Yury Lui (MPM ‘09) talks about how the MPM program sparked his career growth and boosted him into a leadership position far sooner than he imagined.

Yury Lui (MPM ‘09) helps reduce the negative environmental impact caused by data centers throughout North America.  

Lui is in a position to make a difference thanks to Northwestern Engineering's Master of Science in Project Management (MPM) program.  

Yury Lui Since 2021, Lui has served as director of energy and water management at Digital Realty, a real estate investment trust that invests in data centers in more than 25 countries.  

Digital Realty is responsible for more than 310 global data centers that account for more than 35 million square feet. Ensuring the buildings don't overheat takes a tremendous amount of energy. Lui’s job is to find the most energy-efficient, environmentally friendly ways to keep temperatures under control in the company's data centers.  

Inside those centers are computers that store data saved in the cloud, meaning important files, like bank statements, social media photos, and MPM capstone reports, are housed in anonymous buildings in suburbs and industrial areas across the world. 

The anonymity is for security. Advertising where data centers exist makes them and the information they hold more vulnerable to potential threats.  

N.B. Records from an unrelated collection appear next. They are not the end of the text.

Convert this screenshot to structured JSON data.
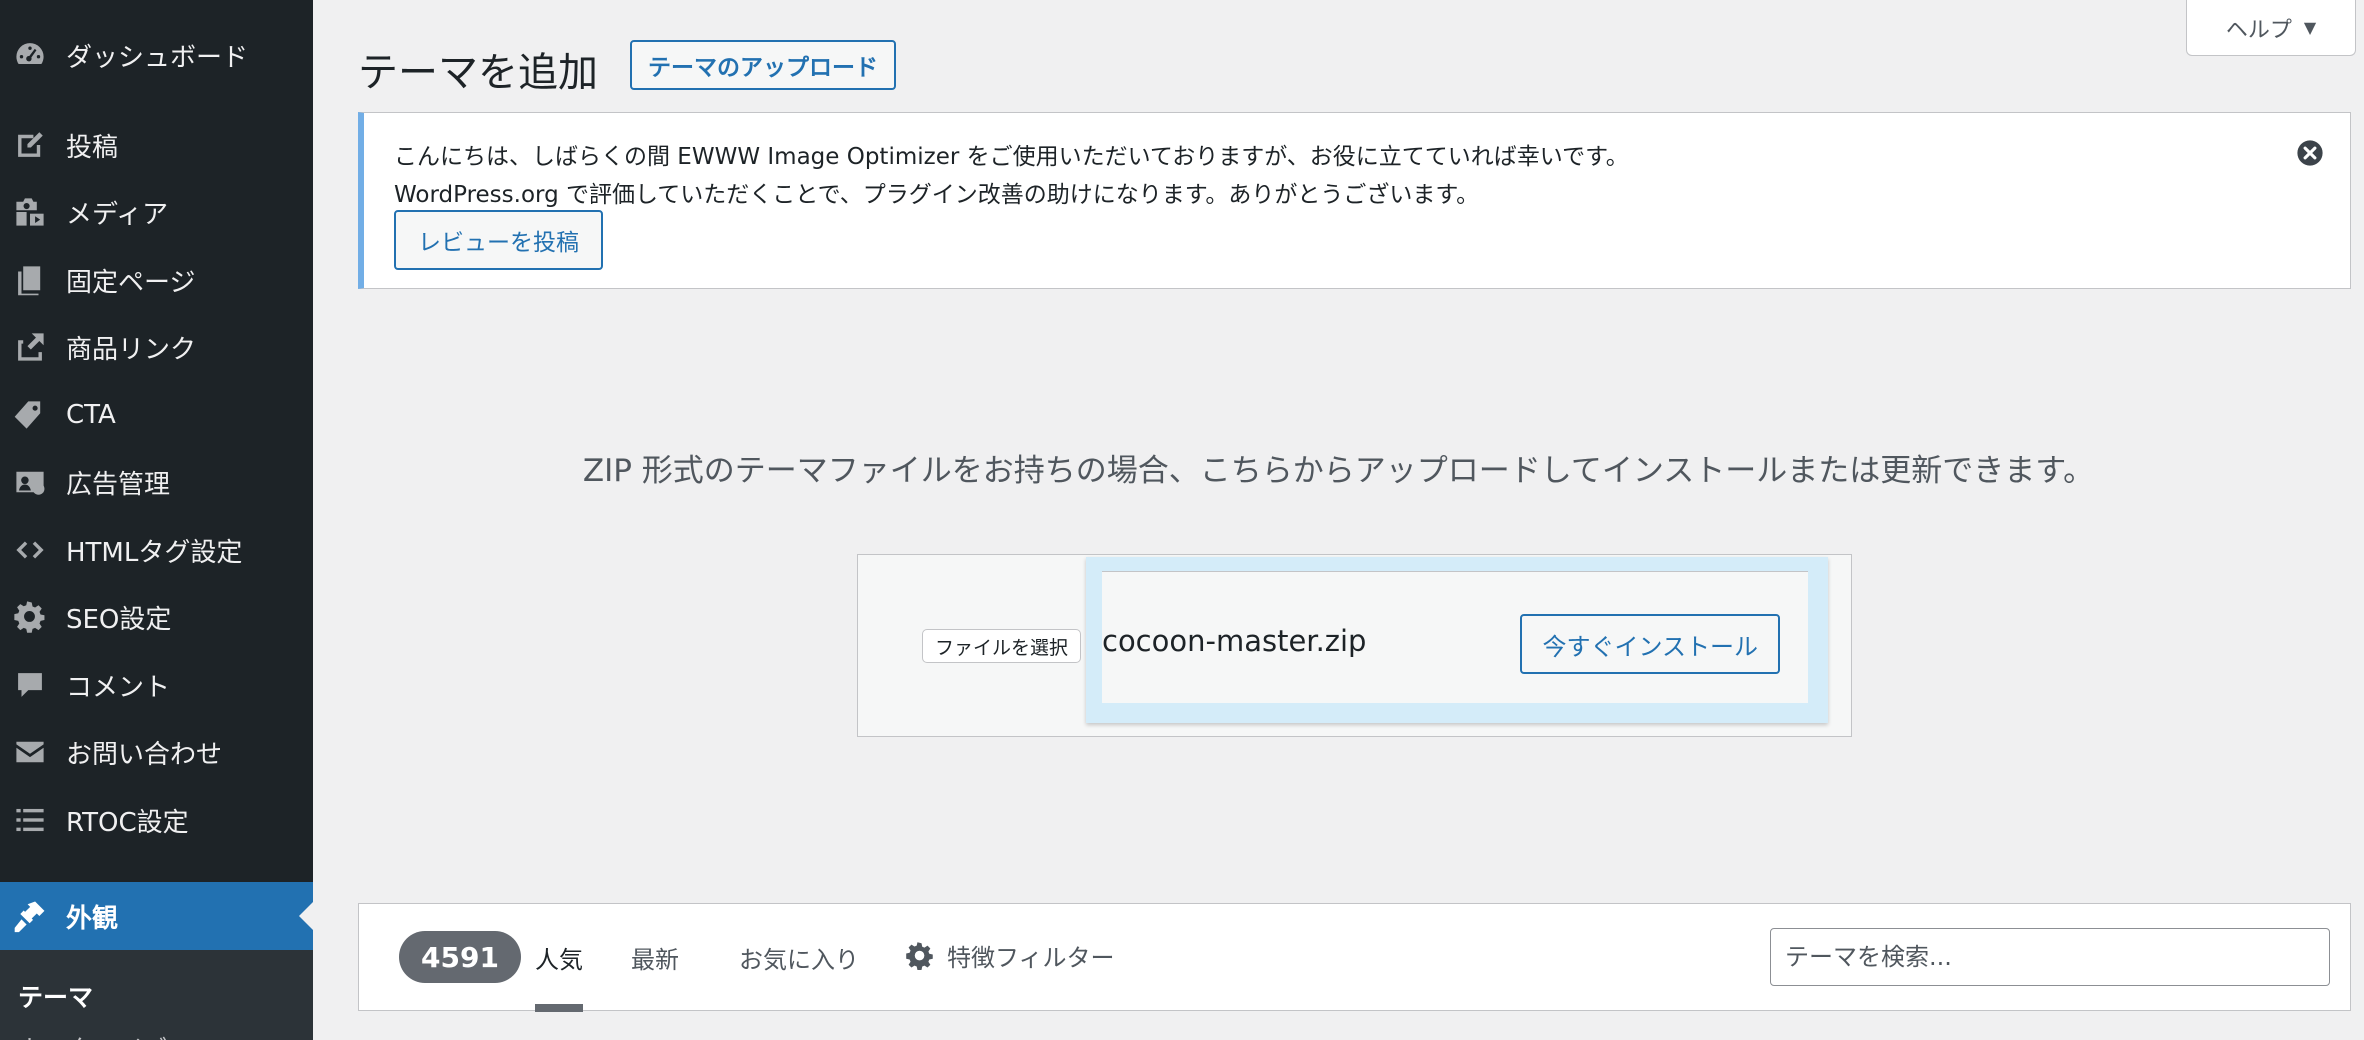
{
  "sidebar": {
    "items": [
      {
        "label": "ダッシュボード",
        "icon": "dashboard-icon"
      },
      {
        "label": "投稿",
        "icon": "post-icon"
      },
      {
        "label": "メディア",
        "icon": "media-icon"
      },
      {
        "label": "固定ページ",
        "icon": "pages-icon"
      },
      {
        "label": "商品リンク",
        "icon": "product-link-icon"
      },
      {
        "label": "CTA",
        "icon": "cta-icon"
      },
      {
        "label": "広告管理",
        "icon": "ads-icon"
      },
      {
        "label": "HTMLタグ設定",
        "icon": "code-icon"
      },
      {
        "label": "SEO設定",
        "icon": "gear-icon"
      },
      {
        "label": "コメント",
        "icon": "comment-icon"
      },
      {
        "label": "お問い合わせ",
        "icon": "mail-icon"
      },
      {
        "label": "RTOC設定",
        "icon": "list-icon"
      },
      {
        "label": "外観",
        "icon": "appearance-icon",
        "active": true
      }
    ],
    "submenu": [
      {
        "label": "テーマ"
      },
      {
        "label": "カスタマイズ"
      }
    ]
  },
  "header": {
    "help_label": "ヘルプ",
    "title": "テーマを追加",
    "upload_button": "テーマのアップロード"
  },
  "notice": {
    "line1": "こんにちは、しばらくの間 EWWW Image Optimizer をご使用いただいておりますが、お役に立てていれば幸いです。",
    "line2": "WordPress.org で評価していただくことで、プラグイン改善の助けになります。ありがとうございます。",
    "review_button": "レビューを投稿"
  },
  "upload": {
    "description": "ZIP 形式のテーマファイルをお持ちの場合、こちらからアップロードしてインストールまたは更新できます。",
    "file_button": "ファイルを選択",
    "file_name": "cocoon-master.zip",
    "install_button": "今すぐインストール"
  },
  "filter": {
    "count": "4591",
    "tabs": [
      {
        "label": "人気"
      },
      {
        "label": "最新"
      },
      {
        "label": "お気に入り"
      }
    ],
    "feature_filter": "特徴フィルター",
    "search_placeholder": "テーマを検索..."
  },
  "colors": {
    "sidebar_bg": "#1d2327",
    "accent": "#2271b1",
    "notice_border": "#72aee6"
  }
}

Far more prevalent of a threat are the high temperatures created by row upon row upon row of information-storing computers. Without cooling, the average data center would not last for 10 minutes. Thus, Lui’s job is vital.   

“The industry has been talking about energy for the last 10-plus years,” Lui said. “The next challenge to tackle is water because there's scarcity. It's a balancing act. If you use less water, then you need to use more cooling and more power to reject the heat.” 

Lui is tasked with finding the most cost-effective balance. He accomplishes his mission by creating benchmarks on energy and water usage, using those benchmarks to find opportunities to improve efficiency, and then going to electricity and water providers to find the money that makes large-scale projects feasible.  

“There's a lot of utility incentives that allow us to offset the costs,” he said. “That is helping us accelerate and execute these energy and water conservation measures and helping pay for it.” 

Lui came to the MPM program in 2003 looking to accelerate his career growth. He was a project manager at the time, and while a lot of the work he did was similar in scope, he was not responsible for making final decisions. The improvements he would recommend would be just that — recommendations.  

The MPM program taught him the skills he needed to land and succeed in a position where he was in control of his own budget and could move ahead with the projects he believed would work best.  

“Last year I had a very decent budget,” he said. “It was basically up to me how to turn that into saving energy and water.”  

Now, nearly two decades removed from his MPM experience, Lui remains an advocate for the program, believing it is an ideal fit for professionals looking to make similar career advancements.  

Lui recognizes that his hard work in the MPM program served as a driver as he advanced to a position of leadership and authority much sooner than he had anticipated.  

“Usually you would see people in their 40s or 50s be the department head, but I was promoted to the department head before 40 years old,” he said. “That, to me, is because of the MPM program.”